If they don't put out.. I immediately move on lol
 

The Duke

Master Don Juan
Joined
Feb 4, 2008
Messages
6,404
Reaction score
11,007
The last 5 women I have went after turned up to be dry holes at some point! It happens, they all have a lot of distractions. Its probably them, not you. Keep on pounding the pavement. Eventually the tide turns and you have more than you know what to do with.
 

RickTheToad

Moderator
Joined
Apr 21, 2018
Messages
6,603
Reaction score
5,141
Location
Bridgeport, CT
No call. I wonder if she blocked me after sending me that last text. Doesn't matter now. Here's what you get after taking a lady to a 40 dollar painting activity and sushi. I need to find cheaper 2nd activity dates.. All I can say is that dating is so different since the last time I was in the field. So uncool.
 

flowtheory

Master Don Juan
Joined
Apr 18, 2018
Messages
1,672
Reaction score
1,406
Age
37
Location
So Cal
No call. I wonder if she blocked me after sending me that last text. Doesn't matter now. Here's what you get after taking a lady to a 40 dollar painting activity and sushi. I need to find cheaper 2nd activity dates.. All I can say is that dating is so different since the last time I was in the field. So uncool.
Yea that’s weird.

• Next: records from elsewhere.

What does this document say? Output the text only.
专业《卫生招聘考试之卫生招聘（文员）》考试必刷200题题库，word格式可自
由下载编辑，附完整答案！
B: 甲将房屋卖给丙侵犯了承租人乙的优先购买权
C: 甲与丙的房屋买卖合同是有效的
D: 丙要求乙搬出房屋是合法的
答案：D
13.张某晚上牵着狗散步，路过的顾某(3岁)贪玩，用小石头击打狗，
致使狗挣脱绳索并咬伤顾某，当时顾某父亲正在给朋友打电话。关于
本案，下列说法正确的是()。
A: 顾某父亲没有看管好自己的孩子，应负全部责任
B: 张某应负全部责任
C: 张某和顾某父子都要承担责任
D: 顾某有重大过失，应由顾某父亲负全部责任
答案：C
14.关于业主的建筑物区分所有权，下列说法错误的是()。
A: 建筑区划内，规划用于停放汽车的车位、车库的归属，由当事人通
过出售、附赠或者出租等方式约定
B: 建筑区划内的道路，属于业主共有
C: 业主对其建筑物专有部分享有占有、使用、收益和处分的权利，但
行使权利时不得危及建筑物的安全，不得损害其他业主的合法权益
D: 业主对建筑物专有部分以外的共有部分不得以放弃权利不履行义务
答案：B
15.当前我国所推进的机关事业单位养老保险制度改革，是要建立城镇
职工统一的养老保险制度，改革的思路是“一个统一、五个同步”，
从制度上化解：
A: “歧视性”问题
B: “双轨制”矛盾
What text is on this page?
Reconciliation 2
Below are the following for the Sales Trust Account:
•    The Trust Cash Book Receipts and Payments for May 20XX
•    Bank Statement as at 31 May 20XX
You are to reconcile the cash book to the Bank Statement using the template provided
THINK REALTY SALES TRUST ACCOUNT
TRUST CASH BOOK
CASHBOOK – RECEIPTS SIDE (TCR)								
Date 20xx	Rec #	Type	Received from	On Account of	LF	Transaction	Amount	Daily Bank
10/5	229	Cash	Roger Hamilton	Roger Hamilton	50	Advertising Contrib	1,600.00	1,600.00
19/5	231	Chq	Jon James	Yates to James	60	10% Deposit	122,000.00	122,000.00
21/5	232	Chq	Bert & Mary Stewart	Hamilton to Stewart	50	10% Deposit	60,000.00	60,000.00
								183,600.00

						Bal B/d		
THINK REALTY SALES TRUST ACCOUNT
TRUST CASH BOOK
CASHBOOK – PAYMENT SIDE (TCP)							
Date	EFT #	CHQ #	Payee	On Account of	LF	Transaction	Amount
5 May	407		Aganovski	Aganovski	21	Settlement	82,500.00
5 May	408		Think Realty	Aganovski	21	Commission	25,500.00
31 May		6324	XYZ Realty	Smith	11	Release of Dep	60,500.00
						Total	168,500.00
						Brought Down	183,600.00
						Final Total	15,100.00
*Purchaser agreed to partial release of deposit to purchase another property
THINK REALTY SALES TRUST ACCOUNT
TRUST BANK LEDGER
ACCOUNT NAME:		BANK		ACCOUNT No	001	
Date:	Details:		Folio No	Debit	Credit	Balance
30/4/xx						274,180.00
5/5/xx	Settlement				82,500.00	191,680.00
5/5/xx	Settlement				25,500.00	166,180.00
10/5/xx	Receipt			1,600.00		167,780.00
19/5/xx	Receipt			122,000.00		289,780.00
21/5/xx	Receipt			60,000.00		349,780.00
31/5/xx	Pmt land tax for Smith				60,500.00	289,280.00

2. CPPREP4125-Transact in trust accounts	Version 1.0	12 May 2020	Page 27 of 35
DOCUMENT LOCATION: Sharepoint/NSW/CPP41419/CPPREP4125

We can never know what happens with these women.. and there’s no use thinking too deeply about it.
Can’t get down at all about is all, it’s just a matter of finding the woman who has integrity plus high interest in you.
So one has to find the positive outlook when a woman doesn’t reciprocate interest - It’s a blessing in disguise when you think about it.

Also.. when we get down about one woman, the quickest hack is to literally just go say a simple ‘hey’ to the next five decent looking women you see. In person. It re-instills possibility; for me anyways. Then you realize things aren’t such a big deal!
 

RickTheToad

Moderator
Joined
Apr 21, 2018
Messages
6,603
Reaction score
5,141
Location
Bridgeport, CT
It's all good. It's just sucks the way it happened. Very immature and not very polite. I would had rather just received a text after the date saying you're a really great guy, but my vag is dry for you. Or, if I didn't hear from her at all after the date, I would feel it is afe to assume that she's not interested. Hard to not get someone down on this, but this too shall pass. It's just wrong to poof like that.

New rule: 2nd date, lady pays. The only issue is, when I did this rule in the past, the ladies nearly always jet. Damned if I do, damned if I don't.